2. "LA MUSA DE VALPARAISO ES LA BOLSA"

Una vez completada la independencia del pais hacia 1818, y en el marco de las ideas de progreso, Valparaiso dejara atras la impronta colonial de ser un nucleo urbano sin acta de fundacion, un fondeadero logistico para el controlado comercio ultramarino, "un poblacho mal construido y secundario, un aldeon adonde recurrian los santiaguinos por pura necesidad", como lo describia en 1910 Victor Domingo Silva (Monografia historica 28), y recibira, primero con cierta vacilacion desde la decada de 1830, pero desde medio siglo en adelante con energica resolucion, la fuerte inmigracion extranjera e interna, que contribuyo a desarrollar una economia asentada en la revolucion industrial.
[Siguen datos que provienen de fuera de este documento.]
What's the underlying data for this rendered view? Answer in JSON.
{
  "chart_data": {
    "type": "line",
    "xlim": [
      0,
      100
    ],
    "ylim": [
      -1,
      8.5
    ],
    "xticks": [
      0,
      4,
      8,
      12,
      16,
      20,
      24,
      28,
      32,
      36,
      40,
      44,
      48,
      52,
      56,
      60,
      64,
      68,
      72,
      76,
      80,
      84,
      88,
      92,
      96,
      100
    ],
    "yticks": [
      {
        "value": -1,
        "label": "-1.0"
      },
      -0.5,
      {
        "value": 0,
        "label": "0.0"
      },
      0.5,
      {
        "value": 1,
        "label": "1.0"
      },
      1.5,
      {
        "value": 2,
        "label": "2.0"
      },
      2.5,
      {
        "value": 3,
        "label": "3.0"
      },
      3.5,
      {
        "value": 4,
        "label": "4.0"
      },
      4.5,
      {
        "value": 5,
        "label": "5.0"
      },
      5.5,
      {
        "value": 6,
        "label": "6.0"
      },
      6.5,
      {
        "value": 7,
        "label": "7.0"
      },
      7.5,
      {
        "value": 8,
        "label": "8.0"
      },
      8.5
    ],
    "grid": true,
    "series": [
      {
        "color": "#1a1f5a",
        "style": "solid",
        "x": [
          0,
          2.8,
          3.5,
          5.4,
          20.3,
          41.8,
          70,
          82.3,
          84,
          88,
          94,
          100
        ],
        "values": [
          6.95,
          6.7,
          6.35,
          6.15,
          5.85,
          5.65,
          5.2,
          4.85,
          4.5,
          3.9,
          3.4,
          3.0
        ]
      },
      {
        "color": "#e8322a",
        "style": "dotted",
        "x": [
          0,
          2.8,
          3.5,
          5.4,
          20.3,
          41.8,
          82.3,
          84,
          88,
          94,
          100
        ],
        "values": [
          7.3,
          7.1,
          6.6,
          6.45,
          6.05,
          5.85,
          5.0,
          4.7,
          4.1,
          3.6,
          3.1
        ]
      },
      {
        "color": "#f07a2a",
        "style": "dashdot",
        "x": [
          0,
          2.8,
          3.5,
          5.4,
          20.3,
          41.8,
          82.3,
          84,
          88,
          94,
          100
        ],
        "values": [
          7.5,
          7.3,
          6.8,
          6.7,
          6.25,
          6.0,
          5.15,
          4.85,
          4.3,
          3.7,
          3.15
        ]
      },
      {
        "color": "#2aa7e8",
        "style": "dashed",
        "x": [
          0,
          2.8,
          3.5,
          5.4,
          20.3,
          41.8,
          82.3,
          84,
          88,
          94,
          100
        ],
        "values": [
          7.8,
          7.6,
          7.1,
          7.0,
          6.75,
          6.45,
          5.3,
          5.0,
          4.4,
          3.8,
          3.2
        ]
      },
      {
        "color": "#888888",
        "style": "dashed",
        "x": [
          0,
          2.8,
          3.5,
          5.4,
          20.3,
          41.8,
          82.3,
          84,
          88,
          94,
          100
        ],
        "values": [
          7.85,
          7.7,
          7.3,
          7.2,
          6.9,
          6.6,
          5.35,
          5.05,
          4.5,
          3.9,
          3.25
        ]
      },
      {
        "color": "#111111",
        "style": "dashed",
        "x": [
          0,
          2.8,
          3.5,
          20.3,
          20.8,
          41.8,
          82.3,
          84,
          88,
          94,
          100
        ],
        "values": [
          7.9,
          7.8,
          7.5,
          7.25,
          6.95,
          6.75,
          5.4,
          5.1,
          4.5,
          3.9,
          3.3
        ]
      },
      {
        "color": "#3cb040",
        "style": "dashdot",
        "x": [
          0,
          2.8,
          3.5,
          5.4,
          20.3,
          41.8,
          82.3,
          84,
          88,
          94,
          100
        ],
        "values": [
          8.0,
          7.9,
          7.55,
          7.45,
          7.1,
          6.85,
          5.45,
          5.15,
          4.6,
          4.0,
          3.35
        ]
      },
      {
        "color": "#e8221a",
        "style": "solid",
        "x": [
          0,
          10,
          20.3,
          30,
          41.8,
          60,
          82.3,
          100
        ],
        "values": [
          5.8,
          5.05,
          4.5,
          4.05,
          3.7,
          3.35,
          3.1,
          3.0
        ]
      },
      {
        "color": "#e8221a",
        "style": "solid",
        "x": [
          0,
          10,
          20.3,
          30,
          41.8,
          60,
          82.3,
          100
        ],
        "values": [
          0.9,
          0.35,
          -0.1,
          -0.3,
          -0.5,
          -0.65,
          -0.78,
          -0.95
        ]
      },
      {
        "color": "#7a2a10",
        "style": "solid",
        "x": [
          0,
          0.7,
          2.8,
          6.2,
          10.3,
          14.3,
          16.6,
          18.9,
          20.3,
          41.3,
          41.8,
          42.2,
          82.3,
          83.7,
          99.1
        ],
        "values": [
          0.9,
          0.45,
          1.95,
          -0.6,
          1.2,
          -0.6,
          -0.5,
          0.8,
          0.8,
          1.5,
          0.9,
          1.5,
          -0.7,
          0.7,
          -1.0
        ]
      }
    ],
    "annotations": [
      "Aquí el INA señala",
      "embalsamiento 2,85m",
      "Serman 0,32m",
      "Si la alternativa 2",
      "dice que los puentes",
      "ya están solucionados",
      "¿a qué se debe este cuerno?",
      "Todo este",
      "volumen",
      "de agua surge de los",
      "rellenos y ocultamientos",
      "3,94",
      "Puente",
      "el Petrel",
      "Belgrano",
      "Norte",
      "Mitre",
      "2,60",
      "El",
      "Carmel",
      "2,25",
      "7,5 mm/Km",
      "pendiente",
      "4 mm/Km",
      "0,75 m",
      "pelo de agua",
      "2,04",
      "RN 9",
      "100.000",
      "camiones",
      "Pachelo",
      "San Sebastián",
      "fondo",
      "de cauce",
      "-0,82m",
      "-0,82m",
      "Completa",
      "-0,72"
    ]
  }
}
Esto le fue otorgando la fisonomia de una ciudad cosmopolita y pujante, transformandola en pocas decadas en un emporio comercial, centro de actividades navieras y mercantiles, principal foco economico y la ciudad mas moderna de la nacion, lo que se manifesto en una serie de iniciativas y de obras debidas al empuje del capitalismo mercantil-liberal y los avances de la tecnica. De este modo, el que fuera un puerto marginal en la red de puertos del Pacifico, en un lapso de poco mas de cincuenta anos--desde mediados de la decada de 1850 a fines de la decada de 1910--triplica su poblacion y eleva de manera exponencial su recaudacion por derechos de aduana (8). En todo caso, su impulso como ciudad se debio, sobre todo, a la incorporacion de importantes grupos de migrantes internos y extranjeros seducidos por lo que Estrada describe como "la notoria vitalidad de la ciudad, de la cual ellos mismos eran la principal fuente de origen (...) conformando asi una sociedad que desarrollara una identidad dinamica y peculiar totalmente distinta de la del pais" (9) (13, destacado es nuestro).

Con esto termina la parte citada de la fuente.